When it comes to borrowing money, you can buy a home and still have some degree of fiscal flexibility, as long as you choose the right kind of loan. Traditional mortgages require the borrower to pay a portion of the principal and the interest at a fixed, monthly rate, but you can have the financial freedom and enjoy the other benefits of interest only loans, which require the borrower to pay on the interest at a fixed monthly rate for a number of years. You may be attracted to the benefits of interest only loans, but wonder if such a plan is right for you. Keep in mind that, at some point, you are going to have to start paying the principal, and benefits of interest only loans are best for those who feel confident that their income will substantially increase in a few years.
One of the benefits of interest only loans is that your monthly premiums will be comparatively low for a certain period of time. For instance, you could take out an interest only loan and pay the interest at a set rate for five years, and then start paying the principal as well as the interest beginning in the sixth year. From that point on, the benefits of interest only loans make them resemble regular loans, but you may have an option to adjust the amount of interest you will pay. A payday loan may be another loan to consider instead of interest only loans.
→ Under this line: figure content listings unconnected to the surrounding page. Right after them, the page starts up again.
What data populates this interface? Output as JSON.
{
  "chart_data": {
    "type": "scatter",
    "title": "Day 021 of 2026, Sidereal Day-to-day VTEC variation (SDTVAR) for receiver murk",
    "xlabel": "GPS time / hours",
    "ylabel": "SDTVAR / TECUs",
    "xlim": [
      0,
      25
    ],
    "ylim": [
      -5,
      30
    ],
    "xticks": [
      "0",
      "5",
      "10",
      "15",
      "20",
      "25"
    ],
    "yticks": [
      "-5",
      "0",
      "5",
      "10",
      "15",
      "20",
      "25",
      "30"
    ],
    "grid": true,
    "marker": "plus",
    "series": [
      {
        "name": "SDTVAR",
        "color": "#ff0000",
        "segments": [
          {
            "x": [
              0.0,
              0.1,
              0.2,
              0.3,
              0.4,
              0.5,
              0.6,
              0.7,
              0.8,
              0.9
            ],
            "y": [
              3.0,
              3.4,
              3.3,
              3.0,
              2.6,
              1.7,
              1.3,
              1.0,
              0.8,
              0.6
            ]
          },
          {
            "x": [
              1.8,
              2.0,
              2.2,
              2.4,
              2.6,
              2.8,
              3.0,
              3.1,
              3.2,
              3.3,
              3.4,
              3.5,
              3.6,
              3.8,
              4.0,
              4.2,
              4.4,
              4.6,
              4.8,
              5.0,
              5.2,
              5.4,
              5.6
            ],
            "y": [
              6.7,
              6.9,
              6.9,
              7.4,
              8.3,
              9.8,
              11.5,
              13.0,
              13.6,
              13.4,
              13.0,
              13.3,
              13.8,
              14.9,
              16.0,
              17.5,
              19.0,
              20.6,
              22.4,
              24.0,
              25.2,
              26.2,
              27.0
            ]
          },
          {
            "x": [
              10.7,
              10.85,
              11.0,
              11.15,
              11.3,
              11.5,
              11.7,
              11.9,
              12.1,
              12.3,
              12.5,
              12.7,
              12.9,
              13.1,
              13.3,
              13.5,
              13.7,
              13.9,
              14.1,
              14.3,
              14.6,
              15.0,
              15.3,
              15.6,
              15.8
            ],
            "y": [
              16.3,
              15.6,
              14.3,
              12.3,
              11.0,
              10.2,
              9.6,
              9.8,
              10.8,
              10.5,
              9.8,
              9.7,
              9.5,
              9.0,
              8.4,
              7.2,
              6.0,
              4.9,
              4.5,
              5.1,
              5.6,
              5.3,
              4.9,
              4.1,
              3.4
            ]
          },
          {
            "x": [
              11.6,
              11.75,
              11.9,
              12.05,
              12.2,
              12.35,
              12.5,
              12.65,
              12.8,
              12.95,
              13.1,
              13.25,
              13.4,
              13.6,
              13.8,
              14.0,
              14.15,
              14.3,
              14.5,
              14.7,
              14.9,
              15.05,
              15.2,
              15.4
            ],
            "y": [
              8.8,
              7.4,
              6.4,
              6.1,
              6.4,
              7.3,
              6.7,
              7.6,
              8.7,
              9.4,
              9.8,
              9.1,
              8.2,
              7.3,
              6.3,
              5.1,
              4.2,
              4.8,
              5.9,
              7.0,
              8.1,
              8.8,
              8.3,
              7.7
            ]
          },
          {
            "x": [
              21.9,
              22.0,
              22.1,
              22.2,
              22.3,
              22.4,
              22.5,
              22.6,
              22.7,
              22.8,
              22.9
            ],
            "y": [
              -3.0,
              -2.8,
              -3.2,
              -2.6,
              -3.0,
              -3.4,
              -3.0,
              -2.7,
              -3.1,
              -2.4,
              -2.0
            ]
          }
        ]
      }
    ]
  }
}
Who can best utilize the benefits of interest only loans? These loans are a popular choice among individuals with a high net worth and who do not want to tie up their equity in a mortgage. Freedom from paying the principle allows them to invest their money elsewhere. Medical and Law students who expect to be making a generous income in a few years’ time enjoy the benefits of interest only loans. These loans are also a good choice for short-term homeowners and real estate investors.